"Un adiós para romper un largo silencio", de Gorka Angulo Altube

23.05.2019

Pilar salió de su casa de toda la vida. Cerró con llave la verja donde campeaba un cartel de "se vende", que ya no era necesario porque la venta se había materializado apenas quince días antes. Un constructor se había encaprichado de aquella casona-villa de estilo neovasco por la que había desembolsado una suma considerable. La mudanza ya estaba realizada desde hacía varias semanas, con los muebles escogidos para su nuevo hogar en un piso amplio, con los libros y recuerdos en cajas por desembalar. Solo quedaban un par de maletas de ropa y una carpeta con recortes de periódicos amarillentos y un par de fotografías. Todo para empezar una vida nueva, lejos, muy lejos.

Miró por última vez al hogar familiar de varias generaciones lanzando un suspiro que era como ese instante en el que uno va a morir y parece que le pasan en pocos segundos la película de su vida. En las manos llevaba un pequeño ramo de flores recogidas en el jardín. Subió al coche, donde le esperaban su hija y su nieto menor, y se dirigieron al cementerio.

En el camposanto depositó las flores en el panteón familiar, ante el que permaneció unos instantes, con un par de oraciones y un surtido de recuerdos que empezaba en sus padres y terminaba en su marido. Esa era su despedida. Desde allí se divisaba el caserío en el que nació su padre, y también la fábrica que levantó en el valle con el dinero que hizo en América. Era como esas empresas norteamericanas que comenzaban en un pequeño establo reconvertido urgentemente en taller y que tenían adosadas las sucesivas ampliaciones del negocio. Del mismo, le quedaba un pequeño paquete de acciones que representaba su hija testimonialmente en el consejo de administración, para que no se perdiera el apellido del fundador que dio nombre a la compañía, ahora en manos de otros.

Pilar volvió al coche de su hija, se acomodó en el asiento del copiloto, cerró la portezuela y, tras ponerse el cinturón de seguridad, dijo: vamos.

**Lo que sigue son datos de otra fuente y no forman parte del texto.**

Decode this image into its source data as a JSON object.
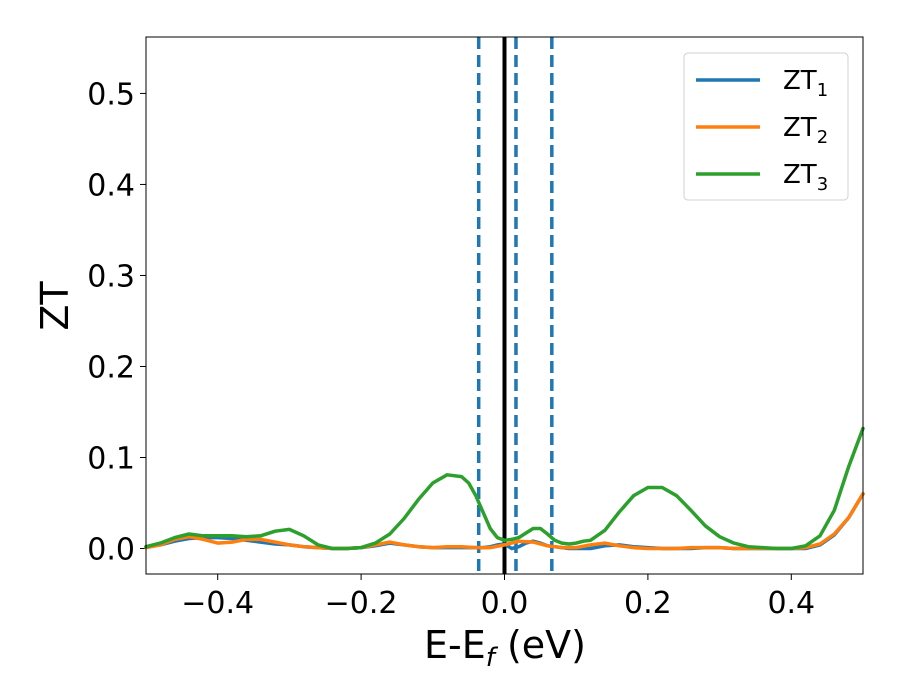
{
  "chart_data": {
    "type": "line",
    "title": "",
    "xlabel": "E-E",
    "xlabel_sub": "f",
    "xlabel_unit": " (eV)",
    "ylabel": "ZT",
    "xlim": [
      -0.5,
      0.5
    ],
    "ylim": [
      -0.028,
      0.562
    ],
    "xticks": [
      -0.4,
      -0.2,
      0.0,
      0.2,
      0.4
    ],
    "xtick_labels": [
      "−0.4",
      "−0.2",
      "0.0",
      "0.2",
      "0.4"
    ],
    "yticks": [
      0.0,
      0.1,
      0.2,
      0.3,
      0.4,
      0.5
    ],
    "ytick_labels": [
      "0.0",
      "0.1",
      "0.2",
      "0.3",
      "0.4",
      "0.5"
    ],
    "grid": false,
    "legend_position": "top-right",
    "vlines": [
      {
        "x": 0.0,
        "color": "#000000",
        "style": "solid"
      },
      {
        "x": -0.036,
        "color": "#1f77b4",
        "style": "dashed"
      },
      {
        "x": 0.016,
        "color": "#1f77b4",
        "style": "dashed"
      },
      {
        "x": 0.066,
        "color": "#1f77b4",
        "style": "dashed"
      }
    ],
    "series": [
      {
        "name": "ZT",
        "sub": "1",
        "color": "#1f77b4",
        "x": [
          -0.5,
          -0.48,
          -0.46,
          -0.44,
          -0.42,
          -0.4,
          -0.38,
          -0.36,
          -0.34,
          -0.32,
          -0.3,
          -0.28,
          -0.26,
          -0.24,
          -0.22,
          -0.2,
          -0.18,
          -0.16,
          -0.14,
          -0.12,
          -0.1,
          -0.08,
          -0.06,
          -0.04,
          -0.03,
          -0.02,
          -0.01,
          0.0,
          0.01,
          0.02,
          0.03,
          0.04,
          0.05,
          0.06,
          0.07,
          0.08,
          0.09,
          0.1,
          0.11,
          0.12,
          0.14,
          0.16,
          0.18,
          0.2,
          0.22,
          0.24,
          0.26,
          0.28,
          0.3,
          0.32,
          0.34,
          0.36,
          0.38,
          0.4,
          0.42,
          0.44,
          0.46,
          0.48,
          0.5
        ],
        "y": [
          0.002,
          0.004,
          0.008,
          0.011,
          0.012,
          0.012,
          0.011,
          0.009,
          0.007,
          0.005,
          0.004,
          0.002,
          0.001,
          0.0,
          0.0,
          0.001,
          0.003,
          0.006,
          0.004,
          0.002,
          0.001,
          0.001,
          0.001,
          0.001,
          0.001,
          0.002,
          0.004,
          0.005,
          0.0,
          0.002,
          0.006,
          0.008,
          0.006,
          0.003,
          0.002,
          0.001,
          0.0,
          0.0,
          0.0,
          0.0,
          0.003,
          0.004,
          0.002,
          0.001,
          0.0,
          0.0,
          0.0,
          0.001,
          0.001,
          0.0,
          0.0,
          0.0,
          0.0,
          0.0,
          0.0,
          0.004,
          0.015,
          0.034,
          0.06
        ]
      },
      {
        "name": "ZT",
        "sub": "2",
        "color": "#ff7f0e",
        "x": [
          -0.5,
          -0.48,
          -0.46,
          -0.44,
          -0.42,
          -0.4,
          -0.38,
          -0.36,
          -0.34,
          -0.32,
          -0.3,
          -0.28,
          -0.26,
          -0.24,
          -0.22,
          -0.2,
          -0.18,
          -0.16,
          -0.14,
          -0.12,
          -0.1,
          -0.08,
          -0.06,
          -0.04,
          -0.02,
          0.0,
          0.02,
          0.04,
          0.06,
          0.08,
          0.1,
          0.12,
          0.14,
          0.16,
          0.18,
          0.2,
          0.22,
          0.24,
          0.26,
          0.28,
          0.3,
          0.32,
          0.34,
          0.36,
          0.38,
          0.4,
          0.42,
          0.44,
          0.46,
          0.48,
          0.5
        ],
        "y": [
          0.001,
          0.004,
          0.01,
          0.013,
          0.01,
          0.006,
          0.007,
          0.01,
          0.01,
          0.007,
          0.004,
          0.002,
          0.001,
          0.0,
          0.0,
          0.001,
          0.004,
          0.007,
          0.004,
          0.002,
          0.001,
          0.002,
          0.002,
          0.001,
          0.001,
          0.004,
          0.008,
          0.007,
          0.003,
          0.001,
          0.001,
          0.004,
          0.006,
          0.003,
          0.001,
          0.0,
          0.0,
          0.0,
          0.001,
          0.001,
          0.001,
          0.0,
          0.0,
          0.0,
          0.0,
          0.0,
          0.001,
          0.005,
          0.016,
          0.034,
          0.06
        ]
      },
      {
        "name": "ZT",
        "sub": "3",
        "color": "#2ca02c",
        "x": [
          -0.5,
          -0.48,
          -0.46,
          -0.44,
          -0.42,
          -0.4,
          -0.38,
          -0.36,
          -0.34,
          -0.32,
          -0.3,
          -0.28,
          -0.26,
          -0.24,
          -0.22,
          -0.2,
          -0.18,
          -0.16,
          -0.14,
          -0.12,
          -0.1,
          -0.08,
          -0.06,
          -0.05,
          -0.04,
          -0.03,
          -0.02,
          -0.01,
          0.0,
          0.01,
          0.02,
          0.03,
          0.04,
          0.05,
          0.06,
          0.07,
          0.08,
          0.09,
          0.1,
          0.11,
          0.12,
          0.14,
          0.16,
          0.18,
          0.2,
          0.22,
          0.24,
          0.26,
          0.28,
          0.3,
          0.32,
          0.34,
          0.36,
          0.38,
          0.4,
          0.42,
          0.44,
          0.46,
          0.48,
          0.5
        ],
        "y": [
          0.002,
          0.006,
          0.012,
          0.016,
          0.014,
          0.014,
          0.014,
          0.013,
          0.014,
          0.019,
          0.021,
          0.014,
          0.004,
          0.0,
          0.0,
          0.001,
          0.006,
          0.016,
          0.033,
          0.054,
          0.072,
          0.081,
          0.079,
          0.072,
          0.058,
          0.04,
          0.022,
          0.012,
          0.009,
          0.01,
          0.012,
          0.017,
          0.022,
          0.022,
          0.016,
          0.009,
          0.006,
          0.005,
          0.006,
          0.008,
          0.009,
          0.02,
          0.04,
          0.058,
          0.067,
          0.067,
          0.058,
          0.042,
          0.025,
          0.013,
          0.006,
          0.002,
          0.001,
          0.0,
          0.0,
          0.003,
          0.014,
          0.042,
          0.09,
          0.132
        ]
      }
    ]
  }
}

- Amá, ¿estás segura de lo que haces?

- Sí, hace tiempo que la soledad y los recuerdos me van consumiendo en este pueblo en el que nací, crecí y he vivido siempre. En una sociedad... que ya no es la mía. No puedo vivir sorteando miradas torvas cuando voy de compras al pueblo o cuando hasta me niegan la paz en misa. No puedo soportar que me regateen el saludo gentes a las que tu padre o tu abuelo les dieron trabajo, vivienda o les hicieron algún favor.

Unas furtivas lágrimas recorrieron sus mejillas. Igual que cuando muchas tardes se sentaba en el mirador de la casa mientras veía pasar la vida, sin más compañía que un café con pastas y una memoria de la que brotaban sin parar hermosos detalles de una vida feliz. Sí, una vida verdaderamente feliz, hasta que un día la trágica muerte de su marido lo hizo todo de noche y quedó una herida en su alma.

- Amá, estate convencida de que estarás mejor con nosotros, en tu propia casa, pero muy cerca de nosotros, con tus nietos al lado. De lo demás no queda nada, más que lo que hay en tu memoria. Hemos liquidado todo lo que teníamos como nos habías pedido.

-Sí, Arantza, le he dado muchas vueltas y creo que va a ser así. Además tengo buena salud, las ganas de vivir que me han faltado durante mucho tiempo, y a varias primas o mi amiga del alma que también vive allí.
Pilar pensaba en su amiga, cuyo marido había tenido más suerte que el suyo. Un crío de pocos abriles pero muy espabilado, su nieto, preguntó desde atrás:

- Amama, ¿cómo murió el aitite?

Madre e hija se miraron sorprendidas por la pregunta, como cuando te tragas un sorbo de café caliente y no sabes si escupirlo o tragarlo. Pilar miró hacia el asiento trasero y vio que el niño había abierto la carpeta de los recortes.

- Pues hijo, a tu abuelo le asesinaron unos terroristas.

Arantza miró a su madre como diciendo ¡qué le estás contando al niño!

Y Pilar prosiguió con su relato. Pensó que ya había callado muchos años.